Thanks to the U.S and Danish researchers the world might be free of malaria soon. Finding a solution to nip the problem in the bud, the researchers have developed a way to attack the gene itself, which helps the malarial parasite to reproduce inside the mosquitoes.
Mosquitoes are becoming a growing menace world over, with malaria being a common yet widespread problem. Around 300 to 500 million people in Africa are said to be infected with malaria each year, killing 1million of them and infecting a child every 30 sec.
To top it up the complex lifecycle of malarial parasite which begins inside the mosquito and eventually moves on to us humans, via mosquito bites, makes it all the more difficult to attack it with vaccines or other drugs. Not only this, recent research shows that malarial parasites are able to regulate the number of male and female off-springs to produce, in order to enhance survival and infection odds.
However the gene targeted now by the researchers is identified as the one, allowing the parasite to produce egg like oocysts, which help the parasite to reproduce.

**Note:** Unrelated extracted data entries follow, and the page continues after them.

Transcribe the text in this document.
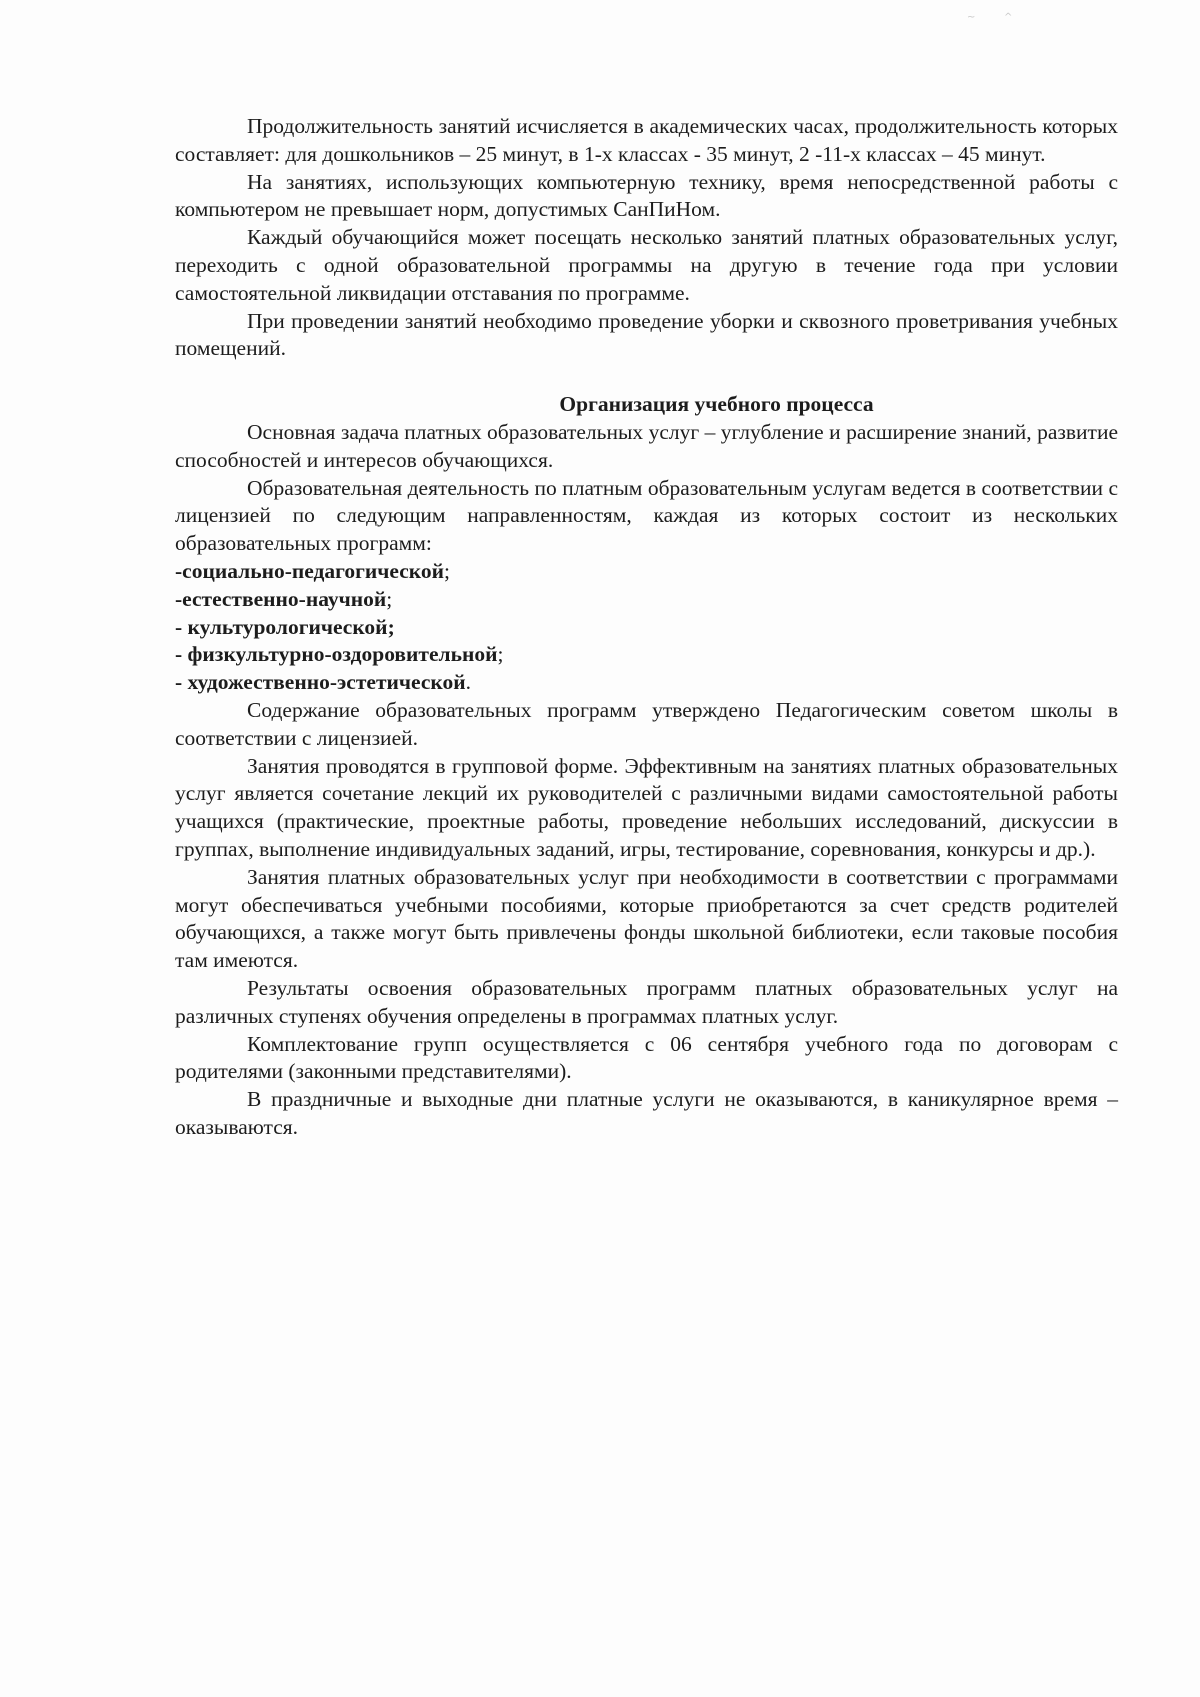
~	^

Продолжительность занятий исчисляется в академических часах, продолжительность которых составляет: для дошкольников – 25 минут, в 1-х классах - 35 минут, 2 -11-х классах – 45 минут.

На занятиях, использующих компьютерную технику, время непосредственной работы с компьютером не превышает норм, допустимых СанПиНом.

Каждый обучающийся может посещать несколько занятий платных образовательных услуг, переходить с одной образовательной программы на другую в течение года при условии самостоятельной ликвидации отставания по программе.

При проведении занятий необходимо проведение уборки и сквозного проветривания учебных помещений.

Организация учебного процесса

Основная задача платных образовательных услуг – углубление и расширение знаний, развитие способностей и интересов обучающихся.

Образовательная деятельность по платным образовательным услугам ведется в соответствии с лицензией по следующим направленностям, каждая из которых состоит из нескольких образовательных программ:

-социально-педагогической;

-естественно-научной;

- культурологической;

- физкультурно-оздоровительной;

- художественно-эстетической.

Содержание образовательных программ утверждено Педагогическим советом школы в соответствии с лицензией.

Занятия проводятся в групповой форме. Эффективным на занятиях платных образовательных услуг является сочетание лекций их руководителей с различными видами самостоятельной работы учащихся (практические, проектные работы, проведение небольших исследований, дискуссии в группах, выполнение индивидуальных заданий, игры, тестирование, соревнования, конкурсы и др.).

Занятия платных образовательных услуг при необходимости в соответствии с программами могут обеспечиваться учебными пособиями, которые приобретаются за счет средств родителей обучающихся, а также могут быть привлечены фонды школьной библиотеки, если таковые пособия там имеются.

Результаты освоения образовательных программ платных образовательных услуг на различных ступенях обучения определены в программах платных услуг.

Комплектование групп осуществляется с 06 сентября учебного года по договорам с родителями (законными представителями).

В праздничные и выходные дни платные услуги не оказываются, в каникулярное время – оказываются.
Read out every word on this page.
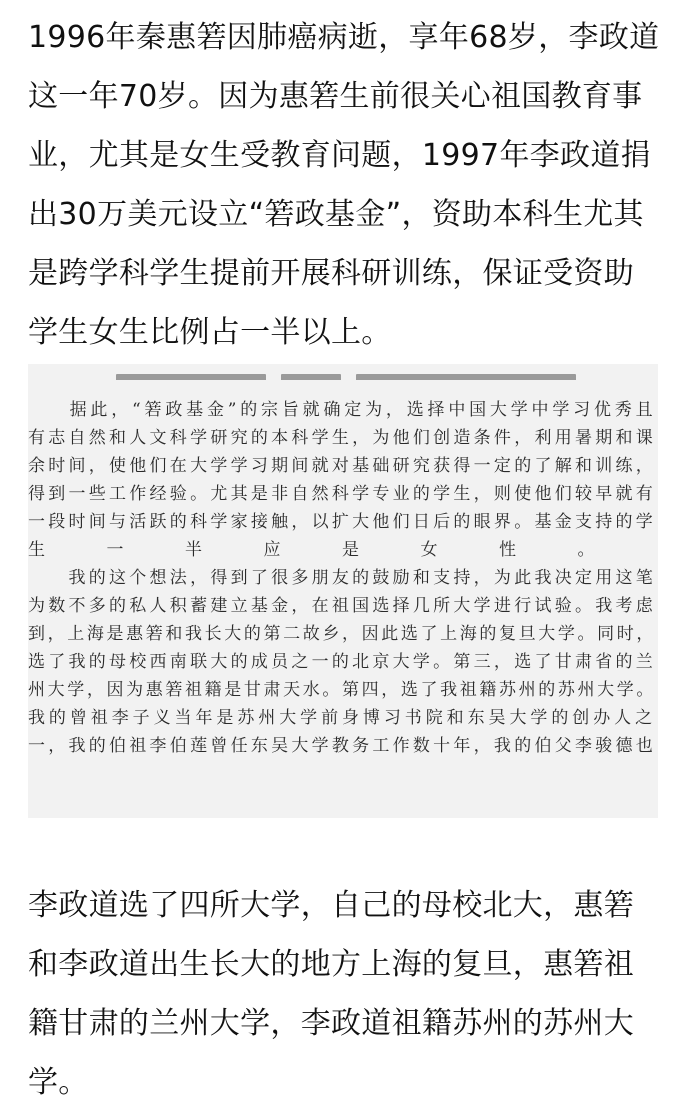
1996年秦惠箬因肺癌病逝，享年68岁，李政道
这一年70岁。因为惠箬生前很关心祖国教育事
业，尤其是女生受教育问题，1997年李政道捐
出30万美元设立“箬政基金”，资助本科生尤其
是跨学科学生提前开展科研训练，保证受资助
学生女生比例占一半以上。
　　据此，“箬政基金”的宗旨就确定为，选择中国大学中学习优秀且
有志自然和人文科学研究的本科学生，为他们创造条件，利用暑期和课
余时间，使他们在大学学习期间就对基础研究获得一定的了解和训练，
得到一些工作经验。尤其是非自然科学专业的学生，则使他们较早就有
一段时间与活跃的科学家接触，以扩大他们日后的眼界。基金支持的学
生一半应是女性。
　　我的这个想法，得到了很多朋友的鼓励和支持，为此我决定用这笔
为数不多的私人积蓄建立基金，在祖国选择几所大学进行试验。我考虑
到，上海是惠箬和我长大的第二故乡，因此选了上海的复旦大学。同时，
选了我的母校西南联大的成员之一的北京大学。第三，选了甘肃省的兰
州大学，因为惠箬祖籍是甘肃天水。第四，选了我祖籍苏州的苏州大学。
我的曾祖李子义当年是苏州大学前身博习书院和东吴大学的创办人之
一，我的伯祖李伯莲曾任东吴大学教务工作数十年，我的伯父李骏德也
李政道选了四所大学，自己的母校北大，惠箬
和李政道出生长大的地方上海的复旦，惠箬祖
籍甘肃的兰州大学，李政道祖籍苏州的苏州大
学。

"When you take away the gene you see the effect of missing that gene on the parasite," said Dan Klaerke, a physiologist at the University of Copenhagen who worked on the study.
The researchers were working on infected mice, concentrating mainly on the potassium ion channels in the animals. These ion channels control the electrical charge of nerves, muscles and heart in all plants and animals. They however found two new channels controlling the reproductive system of the malarial parasites.
The scientists believe it to be a major breakthrough, because, if the reproduction of parasites is stopped the spread of malaria via mosquito bite can be checked.
"The practical discovery may be that blockage of this channel may make the parasite more susceptible to known drugs," Klaerke said.
Researchers are now trying to figure out ways through which drugs can be made to target the shut down of these potassium channels, making the parasite more vulnerable to medicine or maybe vaccine at a later stage.